You would know that I'm not the type to pen my personal thoughts but they told me to write down my feelings so you would be able to read them when you get back. Well, keeping a journal wouldn't hurt, I can always burn this anyway.

It's been a week since I last saw you and already, I am missing you so much. It's so odd since we spent more than a decade being apart from each other and we knew that we would be able to take care of ourselves until our next encounter.

Now that we married, it's unbelievable how much we are joined at the hip. Not that I dislike it, I love being with you and it's a shame we were missing out on this for most of our lives. I love the way one side of your lips quirk up when you smile, the scent of your shampoo, the way your blue eyes sparkle as you laugh, and the warmth of your arms that manages to lull me to sleep. Of course, the love making is phenomenal. Thank you for showing me the emotional intimacy of sex and love, Leon.

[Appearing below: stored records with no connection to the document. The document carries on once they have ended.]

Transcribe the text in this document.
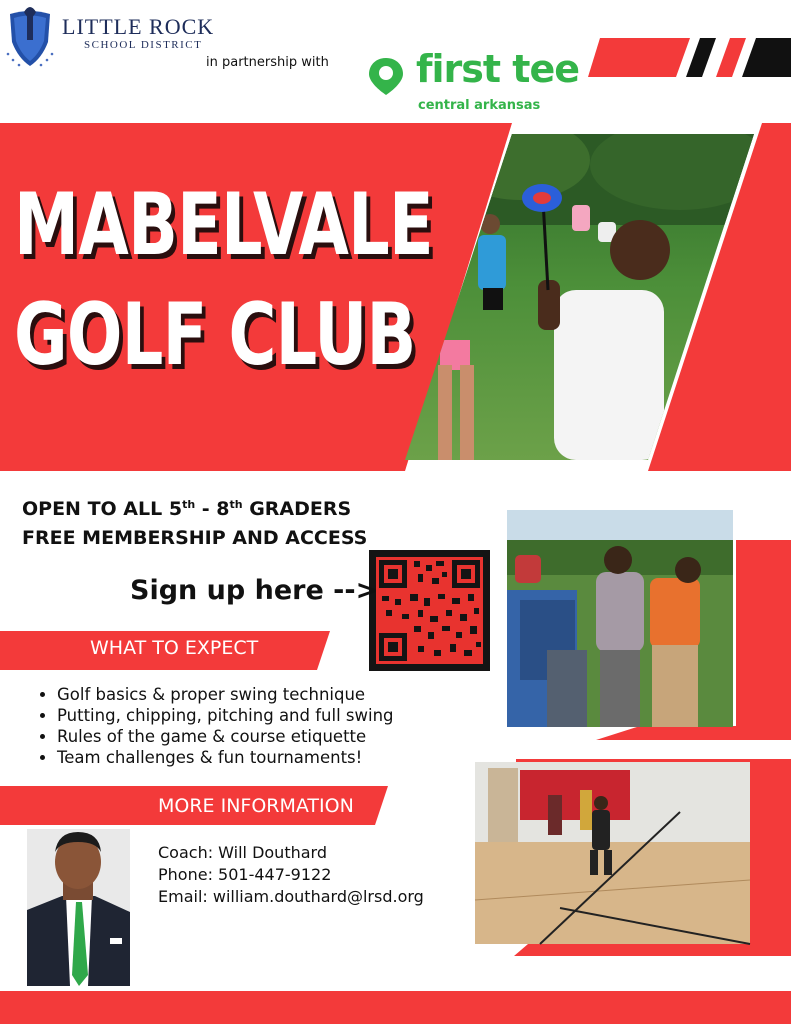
LITTLE ROCK
SCHOOL DISTRICT
in partnership with first tee
central arkansas
MABELVALE
GOLF CLUB
OPEN TO ALL 5th - 8th GRADERS
FREE MEMBERSHIP AND ACCESS
Sign up here -->
WHAT TO EXPECT
• Golf basics & proper swing technique
• Putting, chipping, pitching and full swing
• Rules of the game & course etiquette
• Team challenges & fun tournaments!
MORE INFORMATION
Coach: Will Douthard
Phone: 501-447-9122
Email: william.douthard@lrsd.org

You changed me on that fateful night in Raccoon City. I was merely a heartless killing tool before that, revelling in riches after each mission, and just living a life that catered to my own selfish whims. You sacrificed yourself for me and I couldn't understand why this blonde rookie cop kept following me like a lost puppy even after receiving a bullet in the shoulder.

Your kindness and steadfast determination managed to chip away at my icy exterior that night. It allowed me to experience something I had not felt for a long time, emotion. I began to fall for you hard and fast. I'm sorry that we had to live separate lives after that but know this Leon Scott Kennedy, I never stopped loving you. It took us more than fifteen years but the wait was worth it. I took the plunge and decided to be devoted to your for rest of our lives. I was glad that you felt the same as well.

I know you forgave me for staying away for all those years but I do feel guilty that we didn't get together sooner. Maybe we would have been able to start a family together. Oh well, I let that ship sail long ago and I love spending time with you and our pet, Cobalt. I wouldn't trade our life together for anything in the World.

The furry one is now bothering me for treats. He misses you too and occupies your spot on the bed. I hope to see you soon, handsome. Come back safe.

Your loving wife,

Ada


Author's Note: After putting Leon through hell in "Casualty", I had this idea in my head on how Ada would experience the loss of Leon. Took some months but I finally wrote them. I am aware that there is controversy on whether there really is 5 stages (or more/less) of grief but for the sake of story telling, I'm writing 5 journal entries depicting the 5 stages.

I apologize in advance if this story makes you cry. You've been adequately warned so bring tissues for future chapters! Also, please take note that this is Ada's journal so she'll pour her heart out.